Ein "barfüßiger Prophet und gefallener kommunistischer Erzengel" war Berni
Kelb, ein "Anarcho-Kommunist und Querulant", das hat der frühere
taz-Kolumnist "Urdrue" einmal geschrieben. Am 5. 12. 2011 ist Berni Kelb
gestorben, bitterarm, auch in Walle unbekannt. Bescheiden wie er war, hat
er sich auch in seine Einsamkeit gefügt.
Dabei war Berni Kelb einmal Bestseller-Autor, jedenfalls in linken Kreisen,
und seine Biografie ist ein Stück Zeitgeschichte des 20. Jahrhunderts: Er
stammt aus einer streng kommunistischen Hamburger Arbeiterfamilie. Sein
Name wurde Anfang der 70er-Jahre öffentlich bekannt über Bücher, in denen
er seine eigene kommunistische Vergangenheit verarbeitete. Schonungslos
rechnete er mit dem Pathos der illegalen KPD der Stalin-Ära ab: "Die
Mitglieder hatten zwar noch ihren blinden Glauben und guten Willen, aber
die bezahlten, illegalen Funktionäre konnten ihnen keine Perspektive
aufzeigen. Sie waren in der Situation einer Drückerkolonne, die Ladenhüter
verkaufen soll."
1971 veröffentlichte eine "Betriebsfibel" - das war der gesammelte
Erfahrungsschatz seiner linksradikalen Betriebsarbeit - zuletzt bei der
Maschinenfabrik Kampnagel. "Es geschieht immer wieder, daß Genossen wie du
versuchen, in ihrem Betrieb die Belegschaft zu agitieren", fängt das Buch
an. Genau darum geht es: Wie kann man im Betrieb arbeiten, was sollte man
lieber nicht machen? Ganz praktisch - und mit hohem Anspruch: "Unsere
Arbeit gilt der revolutionären Umgestaltung der Gesellschaft. Sie hat das
Ziel, jede Form der Herrschaft von Menschen über Menschen und die darauf
beruhende Ausbeutung zu brechen." Kelb kannte auch den "inneren Feind", die
linken Funktionäre. Sein Rat: "Trau keinem, der dafür bezahlt wird!"

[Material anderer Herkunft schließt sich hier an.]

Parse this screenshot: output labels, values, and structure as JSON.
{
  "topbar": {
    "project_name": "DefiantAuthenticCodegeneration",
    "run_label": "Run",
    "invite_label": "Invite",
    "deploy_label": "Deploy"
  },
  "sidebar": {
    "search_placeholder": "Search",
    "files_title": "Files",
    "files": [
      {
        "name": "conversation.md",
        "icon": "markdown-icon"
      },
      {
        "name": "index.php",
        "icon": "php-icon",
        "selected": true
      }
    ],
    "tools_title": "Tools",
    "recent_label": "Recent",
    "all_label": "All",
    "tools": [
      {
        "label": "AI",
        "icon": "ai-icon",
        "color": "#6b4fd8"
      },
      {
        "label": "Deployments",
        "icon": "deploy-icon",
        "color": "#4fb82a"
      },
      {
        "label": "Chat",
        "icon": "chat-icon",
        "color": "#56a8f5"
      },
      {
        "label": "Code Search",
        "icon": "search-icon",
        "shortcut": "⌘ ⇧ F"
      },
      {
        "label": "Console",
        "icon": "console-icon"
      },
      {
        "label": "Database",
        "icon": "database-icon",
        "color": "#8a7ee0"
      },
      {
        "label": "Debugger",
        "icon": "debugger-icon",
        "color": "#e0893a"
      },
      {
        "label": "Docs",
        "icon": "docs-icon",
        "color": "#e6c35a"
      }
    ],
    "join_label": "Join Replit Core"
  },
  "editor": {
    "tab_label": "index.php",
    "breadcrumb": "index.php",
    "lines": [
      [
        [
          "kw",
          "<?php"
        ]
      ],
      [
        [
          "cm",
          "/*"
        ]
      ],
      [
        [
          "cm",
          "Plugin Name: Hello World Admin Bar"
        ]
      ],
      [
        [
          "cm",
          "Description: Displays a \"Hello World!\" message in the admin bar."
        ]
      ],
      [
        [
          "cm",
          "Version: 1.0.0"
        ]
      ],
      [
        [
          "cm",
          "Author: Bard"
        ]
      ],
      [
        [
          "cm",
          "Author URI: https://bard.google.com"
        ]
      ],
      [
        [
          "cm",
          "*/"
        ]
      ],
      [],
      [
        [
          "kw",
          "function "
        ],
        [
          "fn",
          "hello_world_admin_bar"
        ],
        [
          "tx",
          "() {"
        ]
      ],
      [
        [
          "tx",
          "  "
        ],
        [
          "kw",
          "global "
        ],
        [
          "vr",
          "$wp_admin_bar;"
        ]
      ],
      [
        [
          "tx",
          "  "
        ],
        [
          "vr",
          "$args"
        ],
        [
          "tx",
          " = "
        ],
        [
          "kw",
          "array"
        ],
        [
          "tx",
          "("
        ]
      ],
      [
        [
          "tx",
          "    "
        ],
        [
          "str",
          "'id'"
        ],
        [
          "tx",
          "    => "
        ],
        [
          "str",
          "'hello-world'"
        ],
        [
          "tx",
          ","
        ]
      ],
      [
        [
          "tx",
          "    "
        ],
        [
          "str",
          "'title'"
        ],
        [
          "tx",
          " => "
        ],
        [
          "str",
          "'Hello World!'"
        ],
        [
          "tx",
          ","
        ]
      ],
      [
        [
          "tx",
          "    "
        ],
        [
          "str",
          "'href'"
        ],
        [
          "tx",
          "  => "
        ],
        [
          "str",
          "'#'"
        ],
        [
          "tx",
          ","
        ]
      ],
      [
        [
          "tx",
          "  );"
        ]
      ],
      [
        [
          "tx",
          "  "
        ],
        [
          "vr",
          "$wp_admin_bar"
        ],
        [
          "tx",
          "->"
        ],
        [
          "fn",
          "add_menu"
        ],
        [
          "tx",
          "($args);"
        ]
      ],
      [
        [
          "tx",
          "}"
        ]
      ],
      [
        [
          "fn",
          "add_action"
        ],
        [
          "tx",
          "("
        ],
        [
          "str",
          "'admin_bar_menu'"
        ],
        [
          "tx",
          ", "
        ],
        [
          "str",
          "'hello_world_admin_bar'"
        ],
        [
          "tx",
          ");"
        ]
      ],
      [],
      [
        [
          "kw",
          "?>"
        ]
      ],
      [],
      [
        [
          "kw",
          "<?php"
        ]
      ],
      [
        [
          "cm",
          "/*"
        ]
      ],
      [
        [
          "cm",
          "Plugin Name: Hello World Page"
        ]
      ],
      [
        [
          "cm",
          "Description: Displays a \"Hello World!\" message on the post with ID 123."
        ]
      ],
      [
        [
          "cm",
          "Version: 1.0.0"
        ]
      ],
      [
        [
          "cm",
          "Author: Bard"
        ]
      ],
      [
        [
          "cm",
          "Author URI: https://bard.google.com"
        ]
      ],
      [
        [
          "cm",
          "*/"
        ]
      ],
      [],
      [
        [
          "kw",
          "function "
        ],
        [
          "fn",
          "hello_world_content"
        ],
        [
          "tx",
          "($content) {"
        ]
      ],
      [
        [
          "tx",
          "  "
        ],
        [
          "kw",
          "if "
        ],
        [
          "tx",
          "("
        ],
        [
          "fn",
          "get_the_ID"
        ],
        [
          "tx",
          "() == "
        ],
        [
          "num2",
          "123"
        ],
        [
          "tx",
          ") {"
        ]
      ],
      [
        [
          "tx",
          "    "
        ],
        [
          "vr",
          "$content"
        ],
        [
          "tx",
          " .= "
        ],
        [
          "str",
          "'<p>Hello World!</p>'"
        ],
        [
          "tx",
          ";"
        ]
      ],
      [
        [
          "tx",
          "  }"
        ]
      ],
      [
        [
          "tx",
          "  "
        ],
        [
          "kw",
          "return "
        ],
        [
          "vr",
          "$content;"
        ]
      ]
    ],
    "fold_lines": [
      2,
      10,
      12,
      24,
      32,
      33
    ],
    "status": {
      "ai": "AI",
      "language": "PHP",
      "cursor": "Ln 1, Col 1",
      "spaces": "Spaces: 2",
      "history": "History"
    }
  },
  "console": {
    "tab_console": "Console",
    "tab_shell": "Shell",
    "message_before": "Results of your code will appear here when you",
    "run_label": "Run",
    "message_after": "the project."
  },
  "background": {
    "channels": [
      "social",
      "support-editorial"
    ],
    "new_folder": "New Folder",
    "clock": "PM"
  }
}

Ich habe den Namen Kelb über sein anderes Buch kennengelernt: "Organisieren
oder organisiert werden. Vorschläge für Genossen links unten" der Titel.
Als die Reste der 68er-Bewegung autoritäre Organisationen gründeten, packte
Kelb aus - zur Freude aller antiautoritär gesinnten, undogmatischen
Spontis.
Ein Dokument der Zeitgeschichte aus heutiger Sicht, das damals 4 Mark 50
kostete, heute bei Amazon 39 Cent plus Porto. Irgendwann in den 90er-Jahren
stand Berni Kelb dann bei der taz in Bremen auf der Matte. Ein kleines,
schrulliges Männchen, das für die, denen der Name nichts sagte, aufgrund
seiner nackten Füße auffiel. Auch im Winter.
Natürlich war er nirgends organisiert, wo auch, war ein Einzelgänger. Und
wollte dennoch etwas sagen. Hin und wieder haben wir einen Text von ihm
gedruckt - zum Beispiel einen Kommentar über das auch damals diskutierte
NPD-Verbot.
"Hitler kam an die Macht, weil die Industrie ihn finanziert hat", war vor
elf Jahren sein Argument. In der NPD sammeln sich dagegen "nur ein paar
Psychopathen, wie es sie in jeder Gesellschaft gibt." Und dann sein
Gedanke: "Antidemokratischen Parteien und Organisationen kommt man mit
innerorganisatorischer Demokratie bei." Es müsste ein Parteiengesetz geben,
das Maßstäbe für Transparenz und innerorganisatorische Demokratie setzt -
die dann auch für eine NPD gelten würden.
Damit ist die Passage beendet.